Please view this text in html code. Examples:

<a
href="/w/index.php?title=%CE%9A.D.%D0%85t.V._%D0%A1arolu%D1%95_%D0%9Ca%C9%A1nu%D1%95&amp;action=edit"

<a
href="/w/index.php?title=%CE%9A.D.%D0%85t.V._%D0%A1arolu%D1%95_Magnus&amp;action=edit"
<a
href="/w/index.php?title=%CE%9A.D.%D0%85t.V._%D0%A1arolus_%CE%9Cagnu%D1%95&amp;action=edit"

tsor (administrator of german WP)

foenyx wrote:

(In reply to comment #5)

There is another problem with UTF8 titles. The representation of a character in
a foreign codepage looks like a normal character in out codepage.

I reopened the bug 2042 as it's not exactly the same.
(this bug is a subset of bug 2042 only about homograph pair of whitespaces)

rickblock wrote:

Curly vs. straight quotes have been causing confusion at en lately as well.

foenyx wrote:

(In reply to comment #7)

Curly vs. straight quotes have been causing confusion at en lately as well.

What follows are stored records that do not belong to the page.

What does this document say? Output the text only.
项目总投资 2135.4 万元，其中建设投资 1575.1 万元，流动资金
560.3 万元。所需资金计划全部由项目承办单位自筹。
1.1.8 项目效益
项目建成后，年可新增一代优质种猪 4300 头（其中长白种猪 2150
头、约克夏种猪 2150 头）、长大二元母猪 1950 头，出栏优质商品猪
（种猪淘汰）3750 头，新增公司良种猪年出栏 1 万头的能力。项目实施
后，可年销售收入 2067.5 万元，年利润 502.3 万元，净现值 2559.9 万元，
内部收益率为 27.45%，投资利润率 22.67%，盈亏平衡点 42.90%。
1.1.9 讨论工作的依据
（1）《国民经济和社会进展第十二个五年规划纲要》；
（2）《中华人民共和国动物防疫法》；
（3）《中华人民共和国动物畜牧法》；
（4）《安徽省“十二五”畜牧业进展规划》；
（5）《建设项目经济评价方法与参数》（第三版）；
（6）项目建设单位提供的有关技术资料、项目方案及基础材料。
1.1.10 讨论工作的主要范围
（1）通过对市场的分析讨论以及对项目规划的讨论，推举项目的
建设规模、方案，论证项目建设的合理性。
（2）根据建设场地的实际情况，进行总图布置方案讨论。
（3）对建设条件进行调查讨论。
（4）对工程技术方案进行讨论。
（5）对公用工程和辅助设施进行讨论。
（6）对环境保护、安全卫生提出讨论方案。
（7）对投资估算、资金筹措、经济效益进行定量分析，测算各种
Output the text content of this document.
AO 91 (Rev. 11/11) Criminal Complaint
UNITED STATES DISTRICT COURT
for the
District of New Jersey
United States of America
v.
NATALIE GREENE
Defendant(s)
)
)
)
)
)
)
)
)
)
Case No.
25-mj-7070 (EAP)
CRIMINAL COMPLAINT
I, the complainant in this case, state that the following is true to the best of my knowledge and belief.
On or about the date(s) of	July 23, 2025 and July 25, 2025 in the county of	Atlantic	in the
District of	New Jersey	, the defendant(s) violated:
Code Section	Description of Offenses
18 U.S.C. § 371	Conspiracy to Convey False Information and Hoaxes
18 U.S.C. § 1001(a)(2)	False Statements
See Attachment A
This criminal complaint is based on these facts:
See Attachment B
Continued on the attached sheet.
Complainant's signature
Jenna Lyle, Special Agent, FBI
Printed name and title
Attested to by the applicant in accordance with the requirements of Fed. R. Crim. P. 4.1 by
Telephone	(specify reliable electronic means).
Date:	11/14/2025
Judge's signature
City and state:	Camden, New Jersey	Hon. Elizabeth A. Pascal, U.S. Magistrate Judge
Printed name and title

this bug is for whitespace characters, the quotes confusion is probably more
suited for the bug 2042

ayg wrote:

Before anything is done on this, obviously a check needs to be run on the various wikis to see if they use these. It seems probable that IDEOGRAPHIC SPACE, for instance, should not be blacklisted. In general, there are various reasons to use various types of spaces, and I think it would be best if these were normalized for storage but not blacklisted, so you can't have two article names that differ only in the type or number of spaces used but you can still have unusual spaces in character titles. This should be part of the eventual move to case-insensitivity for titles (bug 453).

  • Bug 12080 has been marked as a duplicate of this bug. ***

I think this was fixed by r55382 (and the follow-ups to it) back in 2009. Closing.